I made this particular base from reclaimed chestnut and oak from barnwood north of my home in IL. This one happens to be 40" tall with a base of 18". The top is 2" solid oak. Other than a plywood bottom, the entire piece is made using recliamed materials. The top is removable and can be positioned in either direction the cutomer or taxidermist would prefer. The rustic barnwood compliments whitetails especially well. 

For a flat base as this one and when i work with Cliff on projects, we use an attachement system that he and i came up with. The top is drilled to fit a calavanized sleeve which is screwed and epoxied into place. The form is then fitted with a calvanized pipe that fits perfectly into the sleeve on the top when assembled. The form is then allowed to swivel to any postion around its axis. When fitted properly, no exposed hardware.
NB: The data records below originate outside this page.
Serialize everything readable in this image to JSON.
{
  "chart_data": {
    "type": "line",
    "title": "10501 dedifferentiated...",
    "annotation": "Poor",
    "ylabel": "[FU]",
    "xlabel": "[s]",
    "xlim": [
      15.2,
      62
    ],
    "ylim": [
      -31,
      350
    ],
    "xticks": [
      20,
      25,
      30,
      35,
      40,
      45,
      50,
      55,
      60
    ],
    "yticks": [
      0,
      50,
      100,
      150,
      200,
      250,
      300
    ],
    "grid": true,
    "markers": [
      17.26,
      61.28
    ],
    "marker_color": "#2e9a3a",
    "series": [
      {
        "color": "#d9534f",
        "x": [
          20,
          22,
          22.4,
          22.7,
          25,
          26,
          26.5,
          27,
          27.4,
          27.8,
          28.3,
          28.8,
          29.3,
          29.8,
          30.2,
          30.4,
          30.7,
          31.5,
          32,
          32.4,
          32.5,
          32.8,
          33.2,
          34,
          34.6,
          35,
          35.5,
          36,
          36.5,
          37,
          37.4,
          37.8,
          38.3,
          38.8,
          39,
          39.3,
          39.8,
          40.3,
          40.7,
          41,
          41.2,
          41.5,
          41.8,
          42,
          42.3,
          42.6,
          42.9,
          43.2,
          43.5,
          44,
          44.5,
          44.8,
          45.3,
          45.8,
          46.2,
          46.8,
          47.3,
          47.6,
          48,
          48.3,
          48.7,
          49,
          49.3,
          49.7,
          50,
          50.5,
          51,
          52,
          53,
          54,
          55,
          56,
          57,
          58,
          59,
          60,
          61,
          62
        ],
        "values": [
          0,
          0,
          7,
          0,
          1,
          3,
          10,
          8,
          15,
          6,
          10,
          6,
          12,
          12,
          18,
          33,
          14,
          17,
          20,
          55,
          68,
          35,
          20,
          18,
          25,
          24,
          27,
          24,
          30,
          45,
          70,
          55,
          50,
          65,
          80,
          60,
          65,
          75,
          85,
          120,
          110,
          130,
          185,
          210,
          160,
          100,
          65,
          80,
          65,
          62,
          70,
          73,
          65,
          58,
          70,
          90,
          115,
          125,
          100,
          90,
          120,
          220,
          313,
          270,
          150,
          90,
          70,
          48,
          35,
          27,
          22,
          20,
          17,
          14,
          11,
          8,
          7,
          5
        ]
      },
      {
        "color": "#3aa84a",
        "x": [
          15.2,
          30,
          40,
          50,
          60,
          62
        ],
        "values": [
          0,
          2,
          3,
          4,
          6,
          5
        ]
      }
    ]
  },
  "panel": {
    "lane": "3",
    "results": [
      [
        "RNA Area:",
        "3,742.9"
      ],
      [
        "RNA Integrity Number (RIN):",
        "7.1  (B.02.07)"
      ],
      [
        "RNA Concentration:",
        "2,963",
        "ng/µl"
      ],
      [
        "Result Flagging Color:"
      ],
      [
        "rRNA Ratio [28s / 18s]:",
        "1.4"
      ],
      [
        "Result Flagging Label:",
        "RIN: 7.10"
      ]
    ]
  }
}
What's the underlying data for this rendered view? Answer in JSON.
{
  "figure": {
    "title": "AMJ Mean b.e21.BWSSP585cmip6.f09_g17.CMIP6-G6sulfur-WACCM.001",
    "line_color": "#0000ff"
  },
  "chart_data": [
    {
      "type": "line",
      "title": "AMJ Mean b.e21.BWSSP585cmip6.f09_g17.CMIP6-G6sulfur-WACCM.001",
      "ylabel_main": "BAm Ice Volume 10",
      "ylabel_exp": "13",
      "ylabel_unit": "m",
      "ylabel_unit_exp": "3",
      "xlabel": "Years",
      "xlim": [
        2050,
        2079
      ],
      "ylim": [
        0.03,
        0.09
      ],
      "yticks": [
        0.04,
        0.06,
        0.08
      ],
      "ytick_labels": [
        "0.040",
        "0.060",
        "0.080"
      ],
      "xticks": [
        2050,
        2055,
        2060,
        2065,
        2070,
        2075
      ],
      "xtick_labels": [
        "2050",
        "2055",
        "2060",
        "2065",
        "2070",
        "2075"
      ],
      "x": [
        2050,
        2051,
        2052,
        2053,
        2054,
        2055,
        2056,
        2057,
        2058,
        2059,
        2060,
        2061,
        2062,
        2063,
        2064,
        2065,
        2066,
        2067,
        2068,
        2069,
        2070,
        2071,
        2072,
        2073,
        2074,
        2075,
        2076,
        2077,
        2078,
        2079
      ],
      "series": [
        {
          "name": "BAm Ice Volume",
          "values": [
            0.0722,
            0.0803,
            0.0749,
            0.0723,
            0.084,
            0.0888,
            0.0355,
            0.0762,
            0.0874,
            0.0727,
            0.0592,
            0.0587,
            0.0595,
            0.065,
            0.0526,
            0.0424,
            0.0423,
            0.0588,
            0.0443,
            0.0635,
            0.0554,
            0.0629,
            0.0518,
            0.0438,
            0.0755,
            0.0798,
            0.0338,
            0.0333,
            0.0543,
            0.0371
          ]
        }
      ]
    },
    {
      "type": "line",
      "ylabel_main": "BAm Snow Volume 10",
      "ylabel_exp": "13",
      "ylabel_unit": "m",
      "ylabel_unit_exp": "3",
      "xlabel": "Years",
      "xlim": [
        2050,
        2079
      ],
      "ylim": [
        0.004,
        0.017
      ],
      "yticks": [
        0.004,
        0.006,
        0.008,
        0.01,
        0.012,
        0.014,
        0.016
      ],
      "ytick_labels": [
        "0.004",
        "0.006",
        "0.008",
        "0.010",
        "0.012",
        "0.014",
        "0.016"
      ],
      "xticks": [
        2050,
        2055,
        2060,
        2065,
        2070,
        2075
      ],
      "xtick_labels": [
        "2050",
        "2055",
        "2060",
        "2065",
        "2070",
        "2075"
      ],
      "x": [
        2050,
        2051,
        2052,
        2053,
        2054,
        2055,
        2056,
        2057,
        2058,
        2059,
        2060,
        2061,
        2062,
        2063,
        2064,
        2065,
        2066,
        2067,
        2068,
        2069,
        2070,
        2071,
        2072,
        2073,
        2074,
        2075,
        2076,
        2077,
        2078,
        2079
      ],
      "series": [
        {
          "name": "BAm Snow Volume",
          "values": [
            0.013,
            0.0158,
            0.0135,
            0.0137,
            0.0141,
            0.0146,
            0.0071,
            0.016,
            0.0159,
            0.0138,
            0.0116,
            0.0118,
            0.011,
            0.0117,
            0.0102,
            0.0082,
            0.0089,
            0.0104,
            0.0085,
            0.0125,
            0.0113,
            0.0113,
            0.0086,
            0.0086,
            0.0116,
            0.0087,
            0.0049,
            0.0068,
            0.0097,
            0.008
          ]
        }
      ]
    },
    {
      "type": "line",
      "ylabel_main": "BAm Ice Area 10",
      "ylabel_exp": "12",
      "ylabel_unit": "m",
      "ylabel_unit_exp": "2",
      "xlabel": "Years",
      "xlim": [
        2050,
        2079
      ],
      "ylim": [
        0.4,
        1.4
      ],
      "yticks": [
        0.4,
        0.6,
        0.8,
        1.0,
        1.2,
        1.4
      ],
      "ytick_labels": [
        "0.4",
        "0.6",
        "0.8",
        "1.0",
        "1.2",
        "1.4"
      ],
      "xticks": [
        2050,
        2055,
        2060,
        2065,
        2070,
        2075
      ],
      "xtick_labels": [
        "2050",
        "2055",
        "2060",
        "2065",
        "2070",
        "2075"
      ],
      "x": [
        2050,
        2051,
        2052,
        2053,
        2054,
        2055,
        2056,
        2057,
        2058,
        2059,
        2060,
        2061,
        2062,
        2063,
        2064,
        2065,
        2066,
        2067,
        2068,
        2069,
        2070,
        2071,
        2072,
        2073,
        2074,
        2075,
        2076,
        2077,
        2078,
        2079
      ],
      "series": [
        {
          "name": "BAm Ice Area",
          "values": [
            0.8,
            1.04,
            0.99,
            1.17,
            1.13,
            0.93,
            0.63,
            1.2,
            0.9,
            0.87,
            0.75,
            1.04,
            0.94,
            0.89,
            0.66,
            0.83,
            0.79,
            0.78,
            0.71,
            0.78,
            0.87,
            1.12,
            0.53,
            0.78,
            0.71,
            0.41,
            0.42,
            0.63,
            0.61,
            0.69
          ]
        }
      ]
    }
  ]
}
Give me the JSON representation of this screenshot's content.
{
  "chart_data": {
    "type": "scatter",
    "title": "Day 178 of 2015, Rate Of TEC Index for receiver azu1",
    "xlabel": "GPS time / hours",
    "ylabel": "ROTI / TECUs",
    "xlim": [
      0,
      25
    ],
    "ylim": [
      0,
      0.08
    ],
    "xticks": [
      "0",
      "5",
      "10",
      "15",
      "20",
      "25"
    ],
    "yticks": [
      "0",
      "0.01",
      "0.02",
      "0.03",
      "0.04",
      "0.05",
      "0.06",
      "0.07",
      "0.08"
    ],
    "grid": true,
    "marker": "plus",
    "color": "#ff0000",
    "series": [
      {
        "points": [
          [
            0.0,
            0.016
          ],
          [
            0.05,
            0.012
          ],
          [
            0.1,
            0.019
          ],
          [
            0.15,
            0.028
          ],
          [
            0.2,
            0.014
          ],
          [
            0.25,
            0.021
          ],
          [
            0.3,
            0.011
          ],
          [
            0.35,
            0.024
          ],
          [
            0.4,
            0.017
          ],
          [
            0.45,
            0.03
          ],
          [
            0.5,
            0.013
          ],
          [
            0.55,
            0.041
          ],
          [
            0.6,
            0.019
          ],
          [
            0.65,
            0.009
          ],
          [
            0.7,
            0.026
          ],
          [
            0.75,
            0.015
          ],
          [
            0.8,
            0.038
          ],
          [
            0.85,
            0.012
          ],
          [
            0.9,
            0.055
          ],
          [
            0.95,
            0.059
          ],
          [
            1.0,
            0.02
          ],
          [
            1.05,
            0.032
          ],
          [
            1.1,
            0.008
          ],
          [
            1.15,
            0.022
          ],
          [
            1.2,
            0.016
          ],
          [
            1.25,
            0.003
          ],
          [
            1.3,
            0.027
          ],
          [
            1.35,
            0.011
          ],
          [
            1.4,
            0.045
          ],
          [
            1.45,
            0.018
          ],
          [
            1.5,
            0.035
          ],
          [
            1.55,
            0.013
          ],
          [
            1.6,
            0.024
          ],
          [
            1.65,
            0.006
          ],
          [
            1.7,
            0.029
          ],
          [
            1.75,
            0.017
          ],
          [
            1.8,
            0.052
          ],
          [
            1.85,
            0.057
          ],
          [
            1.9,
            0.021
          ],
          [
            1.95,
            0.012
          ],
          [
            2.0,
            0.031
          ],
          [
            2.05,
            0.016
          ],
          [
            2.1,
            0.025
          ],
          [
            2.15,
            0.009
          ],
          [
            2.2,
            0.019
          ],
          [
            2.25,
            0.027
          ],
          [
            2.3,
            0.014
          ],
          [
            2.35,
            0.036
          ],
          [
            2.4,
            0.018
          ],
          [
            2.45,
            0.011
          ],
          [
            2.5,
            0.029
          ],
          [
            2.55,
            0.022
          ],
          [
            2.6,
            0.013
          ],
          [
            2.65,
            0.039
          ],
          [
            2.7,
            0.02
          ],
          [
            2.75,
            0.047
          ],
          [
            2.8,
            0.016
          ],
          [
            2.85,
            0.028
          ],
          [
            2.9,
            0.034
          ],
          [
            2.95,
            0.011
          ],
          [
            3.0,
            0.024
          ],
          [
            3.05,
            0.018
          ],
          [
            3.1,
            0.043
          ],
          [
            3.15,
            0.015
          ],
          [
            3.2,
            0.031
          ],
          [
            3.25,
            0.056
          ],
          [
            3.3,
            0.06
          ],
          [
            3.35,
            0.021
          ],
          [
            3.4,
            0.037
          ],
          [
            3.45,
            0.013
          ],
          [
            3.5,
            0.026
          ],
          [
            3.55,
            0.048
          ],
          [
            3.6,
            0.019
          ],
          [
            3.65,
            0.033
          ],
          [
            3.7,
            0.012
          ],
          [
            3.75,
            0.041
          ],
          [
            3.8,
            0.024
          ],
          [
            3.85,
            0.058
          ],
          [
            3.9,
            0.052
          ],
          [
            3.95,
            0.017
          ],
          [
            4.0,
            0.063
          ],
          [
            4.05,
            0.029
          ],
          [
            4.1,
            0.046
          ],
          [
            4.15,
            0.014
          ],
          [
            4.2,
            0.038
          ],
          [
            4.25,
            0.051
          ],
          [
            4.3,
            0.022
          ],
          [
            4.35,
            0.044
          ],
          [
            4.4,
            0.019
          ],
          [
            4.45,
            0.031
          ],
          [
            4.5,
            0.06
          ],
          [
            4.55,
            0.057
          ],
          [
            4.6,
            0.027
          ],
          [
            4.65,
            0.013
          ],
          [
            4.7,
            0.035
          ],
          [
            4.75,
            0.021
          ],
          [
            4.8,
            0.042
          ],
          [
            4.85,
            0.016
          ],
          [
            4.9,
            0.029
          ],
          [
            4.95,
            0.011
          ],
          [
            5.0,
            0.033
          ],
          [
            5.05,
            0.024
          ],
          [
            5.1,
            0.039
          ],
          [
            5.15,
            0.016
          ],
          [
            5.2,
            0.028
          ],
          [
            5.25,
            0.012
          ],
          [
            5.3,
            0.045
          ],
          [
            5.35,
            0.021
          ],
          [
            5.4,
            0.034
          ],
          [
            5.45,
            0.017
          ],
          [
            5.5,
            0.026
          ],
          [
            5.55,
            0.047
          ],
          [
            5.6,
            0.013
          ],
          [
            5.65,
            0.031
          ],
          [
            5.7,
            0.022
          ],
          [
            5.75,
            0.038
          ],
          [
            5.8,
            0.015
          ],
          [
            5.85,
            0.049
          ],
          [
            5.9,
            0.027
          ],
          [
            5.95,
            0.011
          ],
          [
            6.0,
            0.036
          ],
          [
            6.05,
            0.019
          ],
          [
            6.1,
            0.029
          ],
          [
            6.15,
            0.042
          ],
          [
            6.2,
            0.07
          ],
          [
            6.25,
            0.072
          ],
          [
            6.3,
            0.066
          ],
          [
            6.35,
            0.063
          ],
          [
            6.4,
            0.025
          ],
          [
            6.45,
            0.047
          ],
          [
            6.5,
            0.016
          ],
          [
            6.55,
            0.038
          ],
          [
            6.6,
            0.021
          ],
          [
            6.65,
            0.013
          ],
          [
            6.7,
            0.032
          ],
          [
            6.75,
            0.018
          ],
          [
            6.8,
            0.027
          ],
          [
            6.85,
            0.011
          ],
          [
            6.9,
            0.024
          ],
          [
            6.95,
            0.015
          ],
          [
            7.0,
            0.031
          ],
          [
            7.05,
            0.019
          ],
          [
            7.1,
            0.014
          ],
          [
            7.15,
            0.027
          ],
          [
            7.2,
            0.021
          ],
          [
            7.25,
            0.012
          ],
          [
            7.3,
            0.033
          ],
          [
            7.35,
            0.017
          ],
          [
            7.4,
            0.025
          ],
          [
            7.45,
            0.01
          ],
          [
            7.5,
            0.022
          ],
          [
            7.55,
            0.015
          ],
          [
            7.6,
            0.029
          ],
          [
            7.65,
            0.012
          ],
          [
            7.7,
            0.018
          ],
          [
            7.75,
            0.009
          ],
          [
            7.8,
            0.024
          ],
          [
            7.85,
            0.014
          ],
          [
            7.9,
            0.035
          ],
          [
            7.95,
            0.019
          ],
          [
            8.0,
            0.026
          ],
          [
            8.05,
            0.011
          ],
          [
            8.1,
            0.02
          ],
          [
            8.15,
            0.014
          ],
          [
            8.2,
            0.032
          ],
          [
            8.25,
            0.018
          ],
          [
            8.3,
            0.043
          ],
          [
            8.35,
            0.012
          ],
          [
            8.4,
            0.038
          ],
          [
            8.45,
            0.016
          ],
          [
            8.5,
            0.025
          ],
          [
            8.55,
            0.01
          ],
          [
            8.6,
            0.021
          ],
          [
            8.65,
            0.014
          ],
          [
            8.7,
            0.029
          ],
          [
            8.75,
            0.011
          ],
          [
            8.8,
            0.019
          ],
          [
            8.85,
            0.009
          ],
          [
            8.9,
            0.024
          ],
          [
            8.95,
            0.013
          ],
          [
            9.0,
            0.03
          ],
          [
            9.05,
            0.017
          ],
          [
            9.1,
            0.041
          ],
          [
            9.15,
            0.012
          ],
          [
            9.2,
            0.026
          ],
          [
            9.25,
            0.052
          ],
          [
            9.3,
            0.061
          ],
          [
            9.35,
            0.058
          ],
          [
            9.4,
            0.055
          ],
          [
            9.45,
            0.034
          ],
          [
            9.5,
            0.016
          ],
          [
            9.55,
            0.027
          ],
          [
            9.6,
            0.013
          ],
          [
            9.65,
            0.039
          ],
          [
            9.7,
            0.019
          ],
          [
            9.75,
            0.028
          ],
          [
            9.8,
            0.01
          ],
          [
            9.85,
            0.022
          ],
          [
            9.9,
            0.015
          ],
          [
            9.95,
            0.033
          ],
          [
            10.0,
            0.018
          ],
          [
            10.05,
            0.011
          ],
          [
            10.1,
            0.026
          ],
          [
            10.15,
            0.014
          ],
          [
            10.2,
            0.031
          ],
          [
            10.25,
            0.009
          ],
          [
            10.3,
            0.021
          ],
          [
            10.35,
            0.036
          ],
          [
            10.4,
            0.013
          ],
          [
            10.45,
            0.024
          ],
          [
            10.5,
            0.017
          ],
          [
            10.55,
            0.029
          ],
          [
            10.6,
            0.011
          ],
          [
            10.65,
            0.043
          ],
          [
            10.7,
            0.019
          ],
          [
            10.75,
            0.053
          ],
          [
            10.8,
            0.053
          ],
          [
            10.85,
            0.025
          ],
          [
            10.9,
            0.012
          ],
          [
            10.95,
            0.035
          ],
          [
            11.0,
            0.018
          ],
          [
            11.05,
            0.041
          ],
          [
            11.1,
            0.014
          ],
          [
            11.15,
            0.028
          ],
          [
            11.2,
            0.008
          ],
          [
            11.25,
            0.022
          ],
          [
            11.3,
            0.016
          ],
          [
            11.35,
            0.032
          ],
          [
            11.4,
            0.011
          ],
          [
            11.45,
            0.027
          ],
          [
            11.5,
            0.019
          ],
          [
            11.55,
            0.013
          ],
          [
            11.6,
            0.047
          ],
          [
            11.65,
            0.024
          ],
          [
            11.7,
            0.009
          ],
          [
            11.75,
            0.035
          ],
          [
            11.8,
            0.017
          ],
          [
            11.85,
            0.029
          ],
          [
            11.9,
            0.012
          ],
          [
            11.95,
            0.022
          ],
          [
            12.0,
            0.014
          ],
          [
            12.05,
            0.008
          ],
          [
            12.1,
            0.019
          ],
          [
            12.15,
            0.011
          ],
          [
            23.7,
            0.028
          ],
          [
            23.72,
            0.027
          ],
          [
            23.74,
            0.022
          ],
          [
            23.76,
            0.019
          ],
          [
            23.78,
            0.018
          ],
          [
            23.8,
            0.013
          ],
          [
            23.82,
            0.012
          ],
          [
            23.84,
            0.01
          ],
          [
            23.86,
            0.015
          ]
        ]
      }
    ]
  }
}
Pretty slick system. traditional recessed tops that would allow habitat can also be done without a problem. it seems that most prefer the clean look of the flat top. the choice is ultimatly thiers. 

i would appreciate any opinons on the base and the overall look of the mount. - thank you in advance and thanks for looking!


----------



## dblungem (Dec 2, 2008)

I also thought i would throw in a pic of a unique custom base i did for a Grizzly bear that a hunter had killed in Alaska last year. Again, all reclaimed wood. 5' square. The added touch to this one was a relief cut-out of the state of Alaska on the front pannel with barnwood from Alaska on either side. A plate of copper was mounted behind the cut-out and was back-light.


----------



## BP1992 (Dec 24, 2010)

Best work ive seen in a while.


----------



## Codi (Aug 11, 2011)

A+ Really like that grizzly base too.


----------



## whitetail97 (Feb 4, 2012)

Thats a really great mount!


----------



## HC Knives (May 20, 2011)

Super! I love Ped mounts


----------



## MarineSTC (Dec 5, 2008)

Nice job, just makes me wish my Ped mount would hurry up and get back.


----------